Dans cette affaire, le GILS, centre de référence pour les médiateurs de dettes de la Région Liégeoise, avait porté plainte à l’encontre d’une étude d’huissier qui réclamait, en phase amiable, de nombreux frais normalement réservés à la phase judiciaire en vertu d’une clause des Conditions Générales du créancier permettant une telle pratique.

Il s’agit d’une clause bien connue qui vise à contourner l’interdiction légale faite aux tiers exécutant (huissier – avocat – bureau de recouvrement) d’imputer leurs frais recouvrement sur le dos du débiteur tant que la dette n’a pas été confirmée dans un titre exécutoire tel un jugement. Selon la commission des clauses abusives, ce type de clause doit être considérée comme illégale.

La question qui se pose est donc de savoir si l’huissier, en tant qu’intermédiaire de justice soumis à une certaine déontologie, a, oui ou non, l’obligation de refuser d’appliquer cette clause, ou s’il n’a pas à se soucier de la légalité des conditions générales de son client, ce qui forcerait le débiteur à aller jusque devant le juge pour les contester.

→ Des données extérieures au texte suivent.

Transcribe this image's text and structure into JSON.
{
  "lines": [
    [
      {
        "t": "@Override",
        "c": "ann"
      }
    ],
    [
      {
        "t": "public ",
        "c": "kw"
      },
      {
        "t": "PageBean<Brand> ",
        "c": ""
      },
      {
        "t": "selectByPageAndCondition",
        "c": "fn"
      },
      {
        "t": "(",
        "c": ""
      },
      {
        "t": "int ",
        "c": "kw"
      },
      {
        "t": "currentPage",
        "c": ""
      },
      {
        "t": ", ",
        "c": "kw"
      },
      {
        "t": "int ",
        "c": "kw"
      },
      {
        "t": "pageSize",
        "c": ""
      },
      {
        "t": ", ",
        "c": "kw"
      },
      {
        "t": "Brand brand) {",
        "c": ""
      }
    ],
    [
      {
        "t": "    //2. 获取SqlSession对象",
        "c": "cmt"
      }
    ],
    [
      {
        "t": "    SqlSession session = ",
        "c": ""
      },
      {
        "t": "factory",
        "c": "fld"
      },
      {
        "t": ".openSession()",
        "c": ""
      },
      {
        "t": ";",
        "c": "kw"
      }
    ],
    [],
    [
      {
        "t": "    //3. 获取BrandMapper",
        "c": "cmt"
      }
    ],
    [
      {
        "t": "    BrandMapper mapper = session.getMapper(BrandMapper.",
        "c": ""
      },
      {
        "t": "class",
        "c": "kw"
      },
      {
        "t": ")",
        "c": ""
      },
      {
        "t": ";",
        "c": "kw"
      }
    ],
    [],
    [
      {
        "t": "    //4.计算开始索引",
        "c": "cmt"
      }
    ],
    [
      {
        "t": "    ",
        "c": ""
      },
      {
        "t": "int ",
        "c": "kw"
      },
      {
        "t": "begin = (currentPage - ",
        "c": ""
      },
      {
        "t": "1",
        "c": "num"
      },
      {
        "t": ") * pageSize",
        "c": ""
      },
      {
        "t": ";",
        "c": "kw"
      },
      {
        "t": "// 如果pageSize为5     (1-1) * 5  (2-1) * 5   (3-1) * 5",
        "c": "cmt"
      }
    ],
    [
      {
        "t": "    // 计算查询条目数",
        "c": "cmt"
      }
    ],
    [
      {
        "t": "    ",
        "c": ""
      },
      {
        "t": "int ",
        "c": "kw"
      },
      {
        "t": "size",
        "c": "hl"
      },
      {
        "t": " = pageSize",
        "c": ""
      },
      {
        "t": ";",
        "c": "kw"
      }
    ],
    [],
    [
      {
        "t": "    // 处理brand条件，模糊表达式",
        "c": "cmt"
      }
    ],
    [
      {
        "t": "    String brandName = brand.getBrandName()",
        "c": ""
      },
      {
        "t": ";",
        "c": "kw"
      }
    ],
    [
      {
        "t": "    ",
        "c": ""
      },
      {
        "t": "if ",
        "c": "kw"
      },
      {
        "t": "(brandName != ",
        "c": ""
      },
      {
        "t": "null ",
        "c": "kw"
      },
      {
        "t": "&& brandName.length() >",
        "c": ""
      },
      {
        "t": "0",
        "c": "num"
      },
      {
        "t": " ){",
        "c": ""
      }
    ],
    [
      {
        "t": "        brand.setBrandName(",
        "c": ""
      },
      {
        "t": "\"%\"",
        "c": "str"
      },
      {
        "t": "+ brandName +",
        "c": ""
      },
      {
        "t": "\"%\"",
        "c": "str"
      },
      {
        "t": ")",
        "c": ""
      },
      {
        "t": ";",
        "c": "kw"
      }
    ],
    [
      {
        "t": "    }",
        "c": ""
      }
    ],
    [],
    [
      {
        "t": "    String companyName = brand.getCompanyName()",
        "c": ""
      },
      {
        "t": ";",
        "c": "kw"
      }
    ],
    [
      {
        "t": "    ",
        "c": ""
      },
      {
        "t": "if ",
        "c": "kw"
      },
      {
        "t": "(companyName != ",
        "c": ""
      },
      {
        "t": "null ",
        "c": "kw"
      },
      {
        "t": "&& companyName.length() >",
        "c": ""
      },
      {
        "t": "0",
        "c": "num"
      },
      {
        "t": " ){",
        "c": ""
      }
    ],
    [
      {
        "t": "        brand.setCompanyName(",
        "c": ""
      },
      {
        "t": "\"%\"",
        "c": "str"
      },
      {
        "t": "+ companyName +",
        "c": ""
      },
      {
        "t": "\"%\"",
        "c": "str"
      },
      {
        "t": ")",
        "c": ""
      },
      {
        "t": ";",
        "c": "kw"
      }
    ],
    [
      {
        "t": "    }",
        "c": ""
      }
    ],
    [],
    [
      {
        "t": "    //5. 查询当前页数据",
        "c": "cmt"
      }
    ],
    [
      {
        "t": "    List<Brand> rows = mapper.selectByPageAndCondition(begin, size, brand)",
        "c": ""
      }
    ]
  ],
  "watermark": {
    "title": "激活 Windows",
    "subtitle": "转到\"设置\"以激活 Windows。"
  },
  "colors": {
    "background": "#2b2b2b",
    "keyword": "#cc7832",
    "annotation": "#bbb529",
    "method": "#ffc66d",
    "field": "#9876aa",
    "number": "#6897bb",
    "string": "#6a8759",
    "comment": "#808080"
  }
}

L’enjeu était évidemment important du point de vue financier puisque de nombreuses personnes préfèrent payer plutôt que d’aller devant le juge et que la majorité des dossiers se règle avant le passage en justice. L’application de cette clause permet à l’huissier d’ajouter à son décompte un nombre substantiel de frais, qu’il recevra sans contestation dans la plupart des cas.

Et bien, la commission disciplinaire a estimé que l’huissier n’avait pas « à apprécier la légalité d’une clause pénale » et qu’il n’était « pas juge de son opposabilité ». Elle valide donc totalement la confusion générée par cette clause entre la phase amiable et la phase judiciaire permettant à l’huissier de réclamer des frais à priori illégaux. Cette interdiction était pourtant l’essence même du travail de l’huissier en phase judiciaire et la base de la protection de la profession.
Le rôle de l’huissier pendant la phase amiable est donc réduit à un rôle de simple exécutant et perd donc complètement sa qualité de « médiateur et gardien impartial des droits du débiteur et du créancier » pourtant si souvent mise en avant par la Chambre.

Les arguments du GILS ont été balayés sans trop d’explication malgré le fait qu’il se basaient sur une directive de la Chambre Nationale elle-même, la directive 2013/001 (dont nous parlions dans notre article de février 2015), qui impose aux huissiers le respect d’un devoir de probité et d’impartialité pendant la phase amiable.

Veuillez trouver ci-après la décision de la Commission

Décision de la Commission disciplinaire du 13/03/2020

A noter que le CAMD avait déposé 7 plaintes du CAMD en février 2018 devant la Chambre d’Arrondissement de Bruxelles sur la même problématique. Après 2 ans et demi, malgré de nombreux rappels et l’interpellation de la Chambre Nationale, nous n’avons toujours pas reçu la moindre réponse dans ces dossiers.

Si nous attendions une position claire du secteur des huissiers à propos de cette pratique, nous voilà servis. Alors que la Chambre Nationale se permettait de la condamner officiellement, tout en ne faisant rien pour l’empêcher, voici qu’elle la valide clairement, privilégiant ainsi l’efficacité à l’éthique. Mais nous ne devons pas vraiment être surpris parce que cette attitude confère aux huissiers un sérieux avantage dans une partie de leur mission où ils sont en concurrence avec les avocats et les bureaux de recouvrement.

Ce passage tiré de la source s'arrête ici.